A mí no me hablen de Harvard, ni de Oxford, ni de pamplinas. Yo vengo de un sitio donde la gente aprendía a ganarse la vida con las manos, con el sudor, con las uñas. Se llama Instituto Urbano Lugrís y lleva medio siglo en pie, en una esquina de la Avenida de Arteixo, viendo pasar generaciones de chavales que no buscaban un título para colgar en la pared, sino un oficio para levantar su vida.

Cincuenta años, nada menos. Medio siglo viendo cómo la ciudad cambiaba, cómo la industria se moría, cómo la moda del pelotazo y del máster MBA se comía la dignidad del que sabía soldar, programar, montar un cuadro eléctrico o desmontar una caldera.
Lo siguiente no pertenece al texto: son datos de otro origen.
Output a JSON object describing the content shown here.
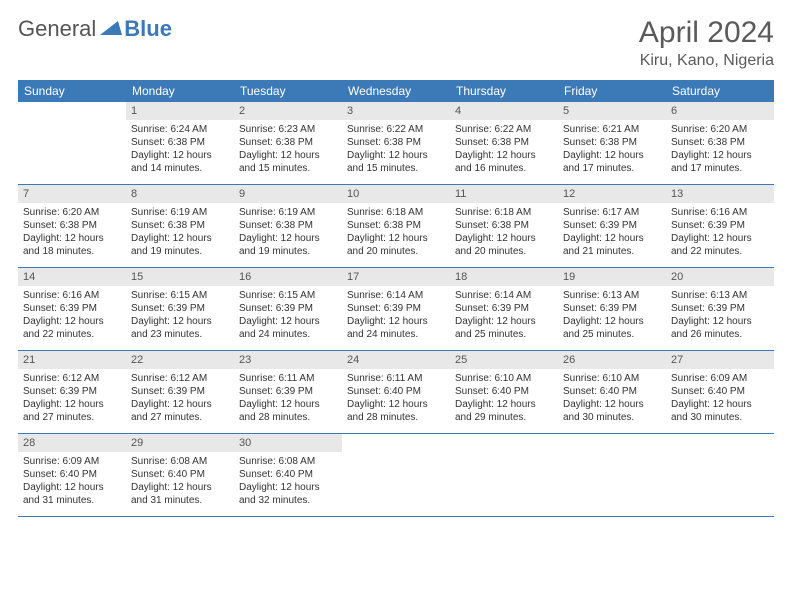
{
  "brand": {
    "general": "General",
    "blue": "Blue"
  },
  "title": "April 2024",
  "location": "Kiru, Kano, Nigeria",
  "colors": {
    "header_bg": "#3b79b7",
    "day_number_bg": "#e8e8e8",
    "text": "#333333",
    "title_text": "#5a5a5a"
  },
  "typography": {
    "title_fontsize": 30,
    "location_fontsize": 16,
    "weekday_fontsize": 12,
    "daynum_fontsize": 11,
    "body_fontsize": 10
  },
  "weekdays": [
    "Sunday",
    "Monday",
    "Tuesday",
    "Wednesday",
    "Thursday",
    "Friday",
    "Saturday"
  ],
  "weeks": [
    [
      {
        "n": "",
        "sr": "",
        "ss": "",
        "dl": ""
      },
      {
        "n": "1",
        "sr": "Sunrise: 6:24 AM",
        "ss": "Sunset: 6:38 PM",
        "dl": "Daylight: 12 hours and 14 minutes."
      },
      {
        "n": "2",
        "sr": "Sunrise: 6:23 AM",
        "ss": "Sunset: 6:38 PM",
        "dl": "Daylight: 12 hours and 15 minutes."
      },
      {
        "n": "3",
        "sr": "Sunrise: 6:22 AM",
        "ss": "Sunset: 6:38 PM",
        "dl": "Daylight: 12 hours and 15 minutes."
      },
      {
        "n": "4",
        "sr": "Sunrise: 6:22 AM",
        "ss": "Sunset: 6:38 PM",
        "dl": "Daylight: 12 hours and 16 minutes."
      },
      {
        "n": "5",
        "sr": "Sunrise: 6:21 AM",
        "ss": "Sunset: 6:38 PM",
        "dl": "Daylight: 12 hours and 17 minutes."
      },
      {
        "n": "6",
        "sr": "Sunrise: 6:20 AM",
        "ss": "Sunset: 6:38 PM",
        "dl": "Daylight: 12 hours and 17 minutes."
      }
    ],
    [
      {
        "n": "7",
        "sr": "Sunrise: 6:20 AM",
        "ss": "Sunset: 6:38 PM",
        "dl": "Daylight: 12 hours and 18 minutes."
      },
      {
        "n": "8",
        "sr": "Sunrise: 6:19 AM",
        "ss": "Sunset: 6:38 PM",
        "dl": "Daylight: 12 hours and 19 minutes."
      },
      {
        "n": "9",
        "sr": "Sunrise: 6:19 AM",
        "ss": "Sunset: 6:38 PM",
        "dl": "Daylight: 12 hours and 19 minutes."
      },
      {
        "n": "10",
        "sr": "Sunrise: 6:18 AM",
        "ss": "Sunset: 6:38 PM",
        "dl": "Daylight: 12 hours and 20 minutes."
      },
      {
        "n": "11",
        "sr": "Sunrise: 6:18 AM",
        "ss": "Sunset: 6:38 PM",
        "dl": "Daylight: 12 hours and 20 minutes."
      },
      {
        "n": "12",
        "sr": "Sunrise: 6:17 AM",
        "ss": "Sunset: 6:39 PM",
        "dl": "Daylight: 12 hours and 21 minutes."
      },
      {
        "n": "13",
        "sr": "Sunrise: 6:16 AM",
        "ss": "Sunset: 6:39 PM",
        "dl": "Daylight: 12 hours and 22 minutes."
      }
    ],
    [
      {
        "n": "14",
        "sr": "Sunrise: 6:16 AM",
        "ss": "Sunset: 6:39 PM",
        "dl": "Daylight: 12 hours and 22 minutes."
      },
      {
        "n": "15",
        "sr": "Sunrise: 6:15 AM",
        "ss": "Sunset: 6:39 PM",
        "dl": "Daylight: 12 hours and 23 minutes."
      },
      {
        "n": "16",
        "sr": "Sunrise: 6:15 AM",
        "ss": "Sunset: 6:39 PM",
        "dl": "Daylight: 12 hours and 24 minutes."
      },
      {
        "n": "17",
        "sr": "Sunrise: 6:14 AM",
        "ss": "Sunset: 6:39 PM",
        "dl": "Daylight: 12 hours and 24 minutes."
      },
      {
        "n": "18",
        "sr": "Sunrise: 6:14 AM",
        "ss": "Sunset: 6:39 PM",
        "dl": "Daylight: 12 hours and 25 minutes."
      },
      {
        "n": "19",
        "sr": "Sunrise: 6:13 AM",
        "ss": "Sunset: 6:39 PM",
        "dl": "Daylight: 12 hours and 25 minutes."
      },
      {
        "n": "20",
        "sr": "Sunrise: 6:13 AM",
        "ss": "Sunset: 6:39 PM",
        "dl": "Daylight: 12 hours and 26 minutes."
      }
    ],
    [
      {
        "n": "21",
        "sr": "Sunrise: 6:12 AM",
        "ss": "Sunset: 6:39 PM",
        "dl": "Daylight: 12 hours and 27 minutes."
      },
      {
        "n": "22",
        "sr": "Sunrise: 6:12 AM",
        "ss": "Sunset: 6:39 PM",
        "dl": "Daylight: 12 hours and 27 minutes."
      },
      {
        "n": "23",
        "sr": "Sunrise: 6:11 AM",
        "ss": "Sunset: 6:39 PM",
        "dl": "Daylight: 12 hours and 28 minutes."
      },
      {
        "n": "24",
        "sr": "Sunrise: 6:11 AM",
        "ss": "Sunset: 6:40 PM",
        "dl": "Daylight: 12 hours and 28 minutes."
      },
      {
        "n": "25",
        "sr": "Sunrise: 6:10 AM",
        "ss": "Sunset: 6:40 PM",
        "dl": "Daylight: 12 hours and 29 minutes."
      },
      {
        "n": "26",
        "sr": "Sunrise: 6:10 AM",
        "ss": "Sunset: 6:40 PM",
        "dl": "Daylight: 12 hours and 30 minutes."
      },
      {
        "n": "27",
        "sr": "Sunrise: 6:09 AM",
        "ss": "Sunset: 6:40 PM",
        "dl": "Daylight: 12 hours and 30 minutes."
      }
    ],
    [
      {
        "n": "28",
        "sr": "Sunrise: 6:09 AM",
        "ss": "Sunset: 6:40 PM",
        "dl": "Daylight: 12 hours and 31 minutes."
      },
      {
        "n": "29",
        "sr": "Sunrise: 6:08 AM",
        "ss": "Sunset: 6:40 PM",
        "dl": "Daylight: 12 hours and 31 minutes."
      },
      {
        "n": "30",
        "sr": "Sunrise: 6:08 AM",
        "ss": "Sunset: 6:40 PM",
        "dl": "Daylight: 12 hours and 32 minutes."
      },
      {
        "n": "",
        "sr": "",
        "ss": "",
        "dl": ""
      },
      {
        "n": "",
        "sr": "",
        "ss": "",
        "dl": ""
      },
      {
        "n": "",
        "sr": "",
        "ss": "",
        "dl": ""
      },
      {
        "n": "",
        "sr": "",
        "ss": "",
        "dl": ""
      }
    ]
  ]
}
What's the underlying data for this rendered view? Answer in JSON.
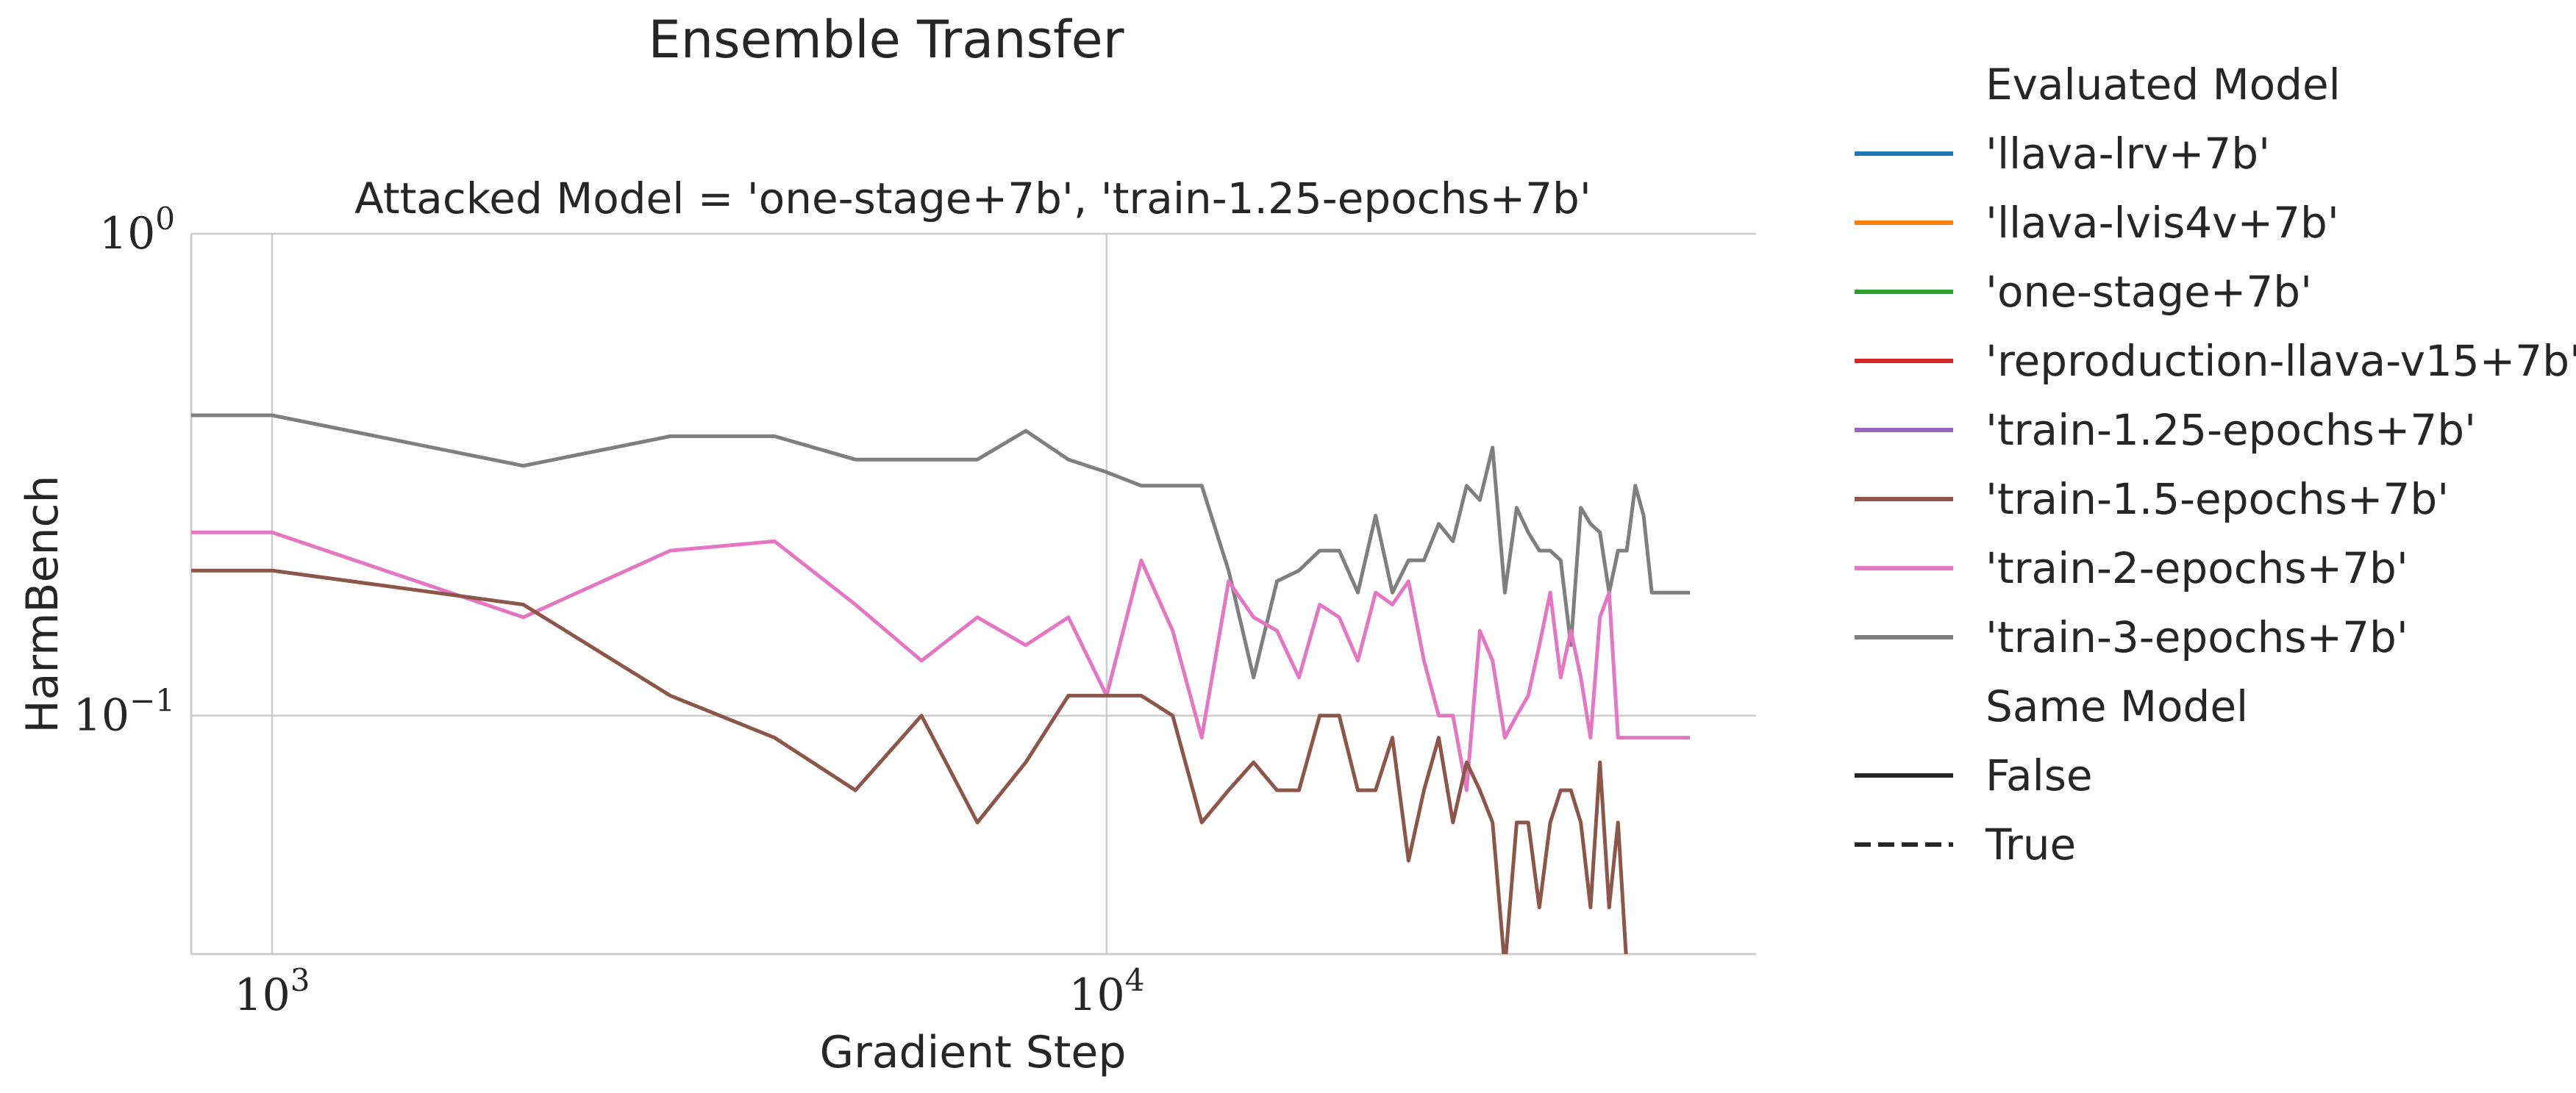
{
  "suptitle": "Ensemble Transfer",
  "chart_data": {
    "type": "line",
    "title": "Attacked Model = 'one-stage+7b', 'train-1.25-epochs+7b'",
    "xlabel": "Gradient Step",
    "ylabel": "HarmBench",
    "xscale": "log",
    "yscale": "log",
    "xlim": [
      800,
      60000
    ],
    "ylim": [
      0.032,
      1.0
    ],
    "x_ticks": [
      {
        "value": 1000,
        "base": "10",
        "exp": "3"
      },
      {
        "value": 10000,
        "base": "10",
        "exp": "4"
      }
    ],
    "y_ticks": [
      {
        "value": 1.0,
        "base": "10",
        "exp": "0"
      },
      {
        "value": 0.1,
        "base": "10",
        "exp": "−1"
      }
    ],
    "grid": true,
    "legend_position": "right, outside",
    "legend": {
      "hue_title": "Evaluated Model",
      "hue_entries": [
        {
          "label": "'llava-lrv+7b'",
          "color": "#1f77b4"
        },
        {
          "label": "'llava-lvis4v+7b'",
          "color": "#ff7f0e"
        },
        {
          "label": "'one-stage+7b'",
          "color": "#2ca02c"
        },
        {
          "label": "'reproduction-llava-v15+7b'",
          "color": "#d62728"
        },
        {
          "label": "'train-1.25-epochs+7b'",
          "color": "#9467bd"
        },
        {
          "label": "'train-1.5-epochs+7b'",
          "color": "#8c564b"
        },
        {
          "label": "'train-2-epochs+7b'",
          "color": "#e377c2"
        },
        {
          "label": "'train-3-epochs+7b'",
          "color": "#7f7f7f"
        }
      ],
      "style_title": "Same Model",
      "style_entries": [
        {
          "label": "False",
          "dash": "solid"
        },
        {
          "label": "True",
          "dash": "dashed"
        }
      ]
    },
    "series": [
      {
        "name": "'train-3-epochs+7b'",
        "color": "#7f7f7f",
        "x": [
          800,
          1000,
          2000,
          3000,
          4000,
          5000,
          6000,
          7000,
          8000,
          9000,
          10000,
          11000,
          12000,
          13000,
          14000,
          15000,
          16000,
          17000,
          18000,
          19000,
          20000,
          21000,
          22000,
          23000,
          24000,
          25000,
          26000,
          27000,
          28000,
          29000,
          30000,
          31000,
          32000,
          33000,
          34000,
          35000,
          36000,
          37000,
          38000,
          39000,
          40000,
          41000,
          42000,
          43000,
          44000,
          45000,
          46000,
          47000,
          48000,
          49000,
          50000
        ],
        "y": [
          0.42,
          0.42,
          0.33,
          0.38,
          0.38,
          0.34,
          0.34,
          0.34,
          0.39,
          0.34,
          0.32,
          0.3,
          0.3,
          0.3,
          0.2,
          0.12,
          0.19,
          0.2,
          0.22,
          0.22,
          0.18,
          0.26,
          0.18,
          0.21,
          0.21,
          0.25,
          0.23,
          0.3,
          0.28,
          0.36,
          0.18,
          0.27,
          0.24,
          0.22,
          0.22,
          0.21,
          0.14,
          0.27,
          0.25,
          0.24,
          0.18,
          0.22,
          0.22,
          0.3,
          0.26,
          0.18,
          0.18,
          0.18,
          0.18,
          0.18,
          0.18
        ]
      },
      {
        "name": "'train-2-epochs+7b'",
        "color": "#e377c2",
        "x": [
          800,
          1000,
          2000,
          3000,
          4000,
          5000,
          6000,
          7000,
          8000,
          9000,
          10000,
          11000,
          12000,
          13000,
          14000,
          15000,
          16000,
          17000,
          18000,
          19000,
          20000,
          21000,
          22000,
          23000,
          24000,
          25000,
          26000,
          27000,
          28000,
          29000,
          30000,
          31000,
          32000,
          33000,
          34000,
          35000,
          36000,
          37000,
          38000,
          39000,
          40000,
          41000,
          42000,
          43000,
          44000,
          45000,
          46000,
          47000,
          48000,
          49000,
          50000
        ],
        "y": [
          0.24,
          0.24,
          0.16,
          0.22,
          0.23,
          0.17,
          0.13,
          0.16,
          0.14,
          0.16,
          0.11,
          0.21,
          0.15,
          0.09,
          0.19,
          0.16,
          0.15,
          0.12,
          0.17,
          0.16,
          0.13,
          0.18,
          0.17,
          0.19,
          0.13,
          0.1,
          0.1,
          0.07,
          0.15,
          0.13,
          0.09,
          0.1,
          0.11,
          0.14,
          0.18,
          0.12,
          0.15,
          0.12,
          0.09,
          0.16,
          0.18,
          0.09,
          0.09,
          0.09,
          0.09,
          0.09,
          0.09,
          0.09,
          0.09,
          0.09,
          0.09
        ]
      },
      {
        "name": "'train-1.5-epochs+7b'",
        "color": "#8c564b",
        "x": [
          800,
          1000,
          2000,
          3000,
          4000,
          5000,
          6000,
          7000,
          8000,
          9000,
          10000,
          11000,
          12000,
          13000,
          14000,
          15000,
          16000,
          17000,
          18000,
          19000,
          20000,
          21000,
          22000,
          23000,
          24000,
          25000,
          26000,
          27000,
          28000,
          29000,
          30000,
          31000,
          32000,
          33000,
          34000,
          35000,
          36000,
          37000,
          38000,
          39000,
          40000,
          41000,
          42000,
          43000,
          44000,
          45000,
          46000,
          47000,
          48000,
          49000,
          50000
        ],
        "y": [
          0.2,
          0.2,
          0.17,
          0.11,
          0.09,
          0.07,
          0.1,
          0.06,
          0.08,
          0.11,
          0.11,
          0.11,
          0.1,
          0.06,
          0.07,
          0.08,
          0.07,
          0.07,
          0.1,
          0.1,
          0.07,
          0.07,
          0.09,
          0.05,
          0.07,
          0.09,
          0.06,
          0.08,
          0.07,
          0.06,
          0.03,
          0.06,
          0.06,
          0.04,
          0.06,
          0.07,
          0.07,
          0.06,
          0.04,
          0.08,
          0.04,
          0.06,
          0.03,
          0.03,
          0.03,
          0.03,
          0.03,
          0.03,
          0.03,
          0.03,
          0.03
        ]
      }
    ]
  }
}
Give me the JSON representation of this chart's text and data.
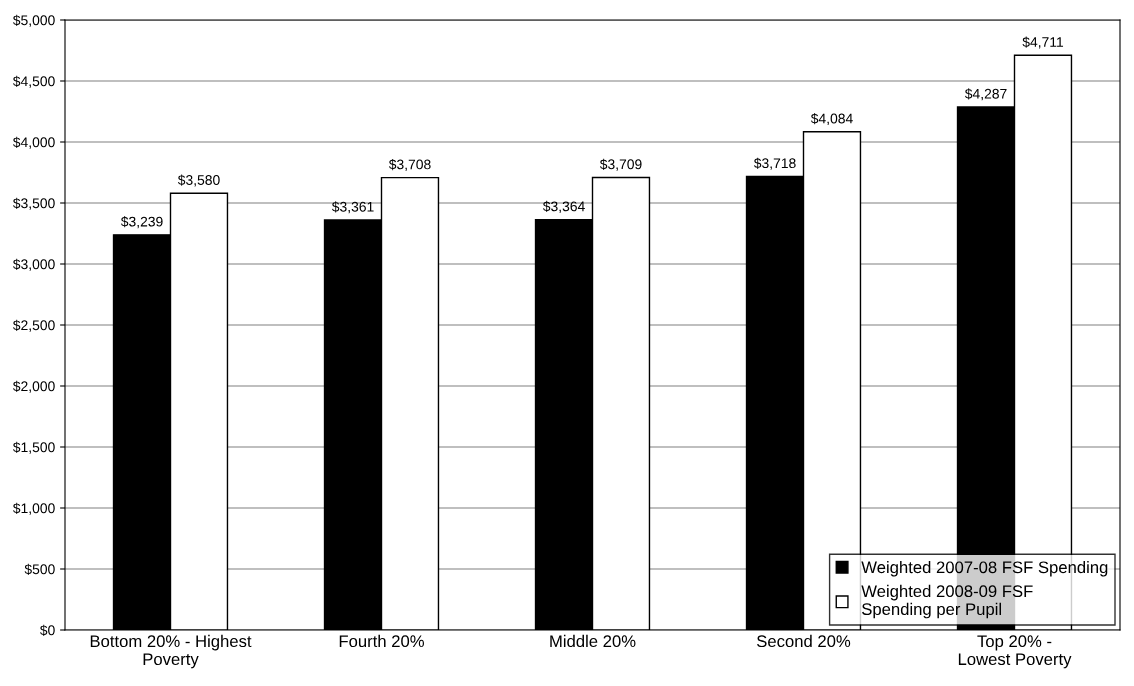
{
  "chart_data": {
    "type": "bar",
    "categories": [
      "Bottom 20% - Highest\nPoverty",
      "Fourth 20%",
      "Middle 20%",
      "Second 20%",
      "Top 20% -\nLowest Poverty"
    ],
    "series": [
      {
        "name": "Weighted 2007-08 FSF Spending",
        "color": "#000000",
        "values": [
          3239,
          3361,
          3364,
          3718,
          4287
        ],
        "value_labels": [
          "$3,239",
          "$3,361",
          "$3,364",
          "$3,718",
          "$4,287"
        ]
      },
      {
        "name": "Weighted 2008-09 FSF\nSpending per Pupil",
        "color": "#ffffff",
        "values": [
          3580,
          3708,
          3709,
          4084,
          4711
        ],
        "value_labels": [
          "$3,580",
          "$3,708",
          "$3,709",
          "$4,084",
          "$4,711"
        ]
      }
    ],
    "ylim": [
      0,
      5000
    ],
    "yticks": [
      {
        "value": 0,
        "label": "$0"
      },
      {
        "value": 500,
        "label": "$500"
      },
      {
        "value": 1000,
        "label": "$1,000"
      },
      {
        "value": 1500,
        "label": "$1,500"
      },
      {
        "value": 2000,
        "label": "$2,000"
      },
      {
        "value": 2500,
        "label": "$2,500"
      },
      {
        "value": 3000,
        "label": "$3,000"
      },
      {
        "value": 3500,
        "label": "$3,500"
      },
      {
        "value": 4000,
        "label": "$4,000"
      },
      {
        "value": 4500,
        "label": "$4,500"
      },
      {
        "value": 5000,
        "label": "$5,000"
      }
    ],
    "grid": "y",
    "legend": "bottom right"
  }
}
Y ahí seguía el Lugrís. Callado, cabezón, sin postureos. Enseñando lo que importa.

Porque esto no era un instituto, era un campo de entrenamiento. Entrabas con miedo y salías con oficio. Aprendías lo que no enseña ninguna universidad: que madrugar duele, que equivocarse forma, que una llave inglesa puede ser más útil que un PowerPoint, y que la dignidad también se aprende con una bata manchada de grasa.

¿Y ahora qué? Pues ahora toca celebrar. Aplaudir de pie a los profesores que se dejaron la voz gritando en talleres con más ruido que un barco en plena tormenta. A los alumnos que salieron de ahí para trabajar en astilleros, en fábricas, en oficinas técnicas, en talleres de coches o en servidores que dan vida al mundo digital. A los que fracasaron y volvieron. A los que se cayeron y aprendieron a levantarse sin esperar que nadie les regalase nada.

El Urbano Lugrís lleva el nombre de un pintor que soñaba mares y faros. Y no me digáis que no es una metáfora perfecta. Porque este instituto ha sido eso: un faro. Un punto fijo en el horizonte para chavales perdidos, para quienes no encajaban en la ruta académica de manual, pero tenían talento a raudales en las manos, en la cabeza y, sobre todo, en las ganas.

Yo no sé si algún político vendrá a hacerse la foto. Si cortarán una tarta o si habrá discursos huecos sobre la importancia de la formación profesional. Lo que sí sé es que el Urbano Lugrís no necesita discursos. Le basta con sus cicatrices, con sus historias, con sus viejas máquinas aún en marcha, con los miles de hombres y mujeres que pasaron por allí y hoy sostienen este país invisible que funciona mientras otros dan conferencias.

Cincuenta años. Cincuenta. Y los que le quedan. Porque mientras haya chavales con hambre de futuro y profesores con agallas, el Lugrís no cerrará la persiana.

Y si algún día lo intentan, que nos busquen. Que todavía quedamos unos cuantos dispuestos a defenderlo a corazón abierto si hace falta.